Wait msiexec.exe /X {name of key whose (value “displayname” of it as string = “Google Toolbar for Internet Explorer” of it and value “uninstallstring” of it as string as lowercase contains “msiexec”) of key “HKEY_LOCAL_MACHINE\SOFTWARE\Microsoft\Windows\CurrentVersion\Uninstall” of registry} /qn

When this action script runs it ends up looking like this: msiexec.exe /X {12345678-1234-1234-1234-1234567890ab} /qn

This trick works for most MSI based installs. Setup.exe based uninstalls are a bit harder and require you to do some vendor research to identify a way of silently uninstalling.
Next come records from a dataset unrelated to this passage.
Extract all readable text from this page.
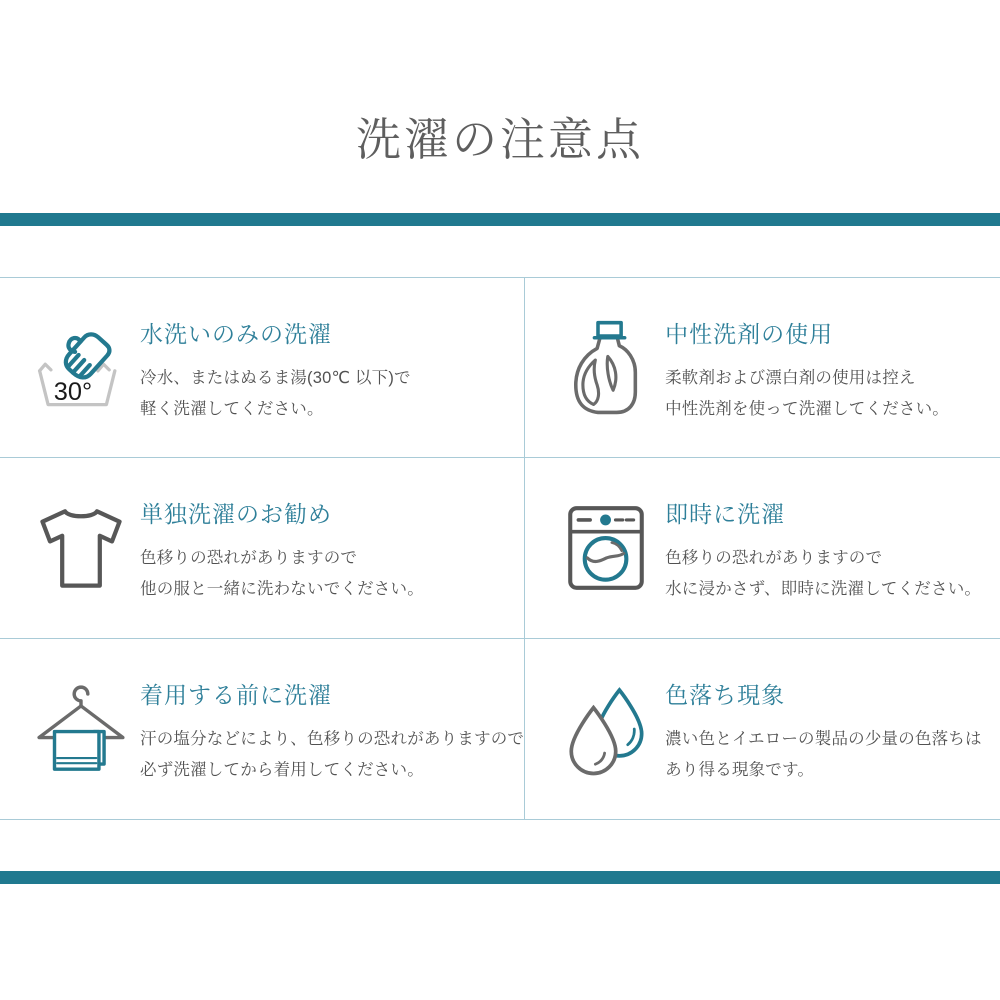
洗濯の注意点
30°
水洗いのみの洗濯

冷水、またはぬるま湯(30℃ 以下)で

軽く洗濯してください。

中性洗剤の使用

柔軟剤および漂白剤の使用は控え

中性洗剤を使って洗濯してください。

単独洗濯のお勧め

色移りの恐れがありますので

他の服と一緒に洗わないでください。

即時に洗濯

色移りの恐れがありますので

水に浸かさず、即時に洗濯してください。

着用する前に洗濯

汗の塩分などにより、色移りの恐れがありますので

必ず洗濯してから着用してください。

色落ち現象

濃い色とイエローの製品の少量の色落ちは

あり得る現象です。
I have not looked at uninstalling Yahoo toolbar. You will want to scan the uninstall section of the registry and try the uninstall commands you find there using the command line. From there it may be possible to build some action script to initiate the uninstall.

Cheers,

Brolly

(imported comment written by tlacey91)

THANK YOU!!! This is a life saver, it worked perfectly.

Tim

(imported comment written by SystemAdmin)
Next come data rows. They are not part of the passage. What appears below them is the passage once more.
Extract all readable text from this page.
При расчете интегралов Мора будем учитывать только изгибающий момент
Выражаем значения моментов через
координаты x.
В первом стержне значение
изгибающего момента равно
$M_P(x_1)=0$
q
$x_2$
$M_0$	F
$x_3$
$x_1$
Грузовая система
I don’t think this works with the newer versions of the google toolbar as they don’t appear to have msiexec in the uninstallstring. It looks like google has switched to something like

“C:\Program Files\Google\Google Toolbar\Component\GoogleToolbarManager_0531C63A913CC9D1.exe” /uninstall

in their uninstallstring.

What would be the best way to check for and call this in order to remove the newer versions?

Thanks

(imported comment written by BenKus)

I think in this case you can use:

wait {value “uninstallstring” of key whose (value “displayname” of it as string = “Google Toolbar for Internet Explorer” of it and value “uninstallstring” of it as string as lowercase contains “uninstall”) of key “HKEY_LOCAL_MACHINE\SOFTWARE\Microsoft\Windows\CurrentVersion\Uninstall” of registry}

But I don’t know if that will be silent (if it isn’t, you need to find a silent flag for the uninstall) and i didn’t test this…

You can also maybe use

waithidden

to prevent the end-user from being bothered.

Ben

(imported comment written by SystemAdmin)

That did the trick! Thanks! I was close, just had an extra ‘of it as string’ at the beginning!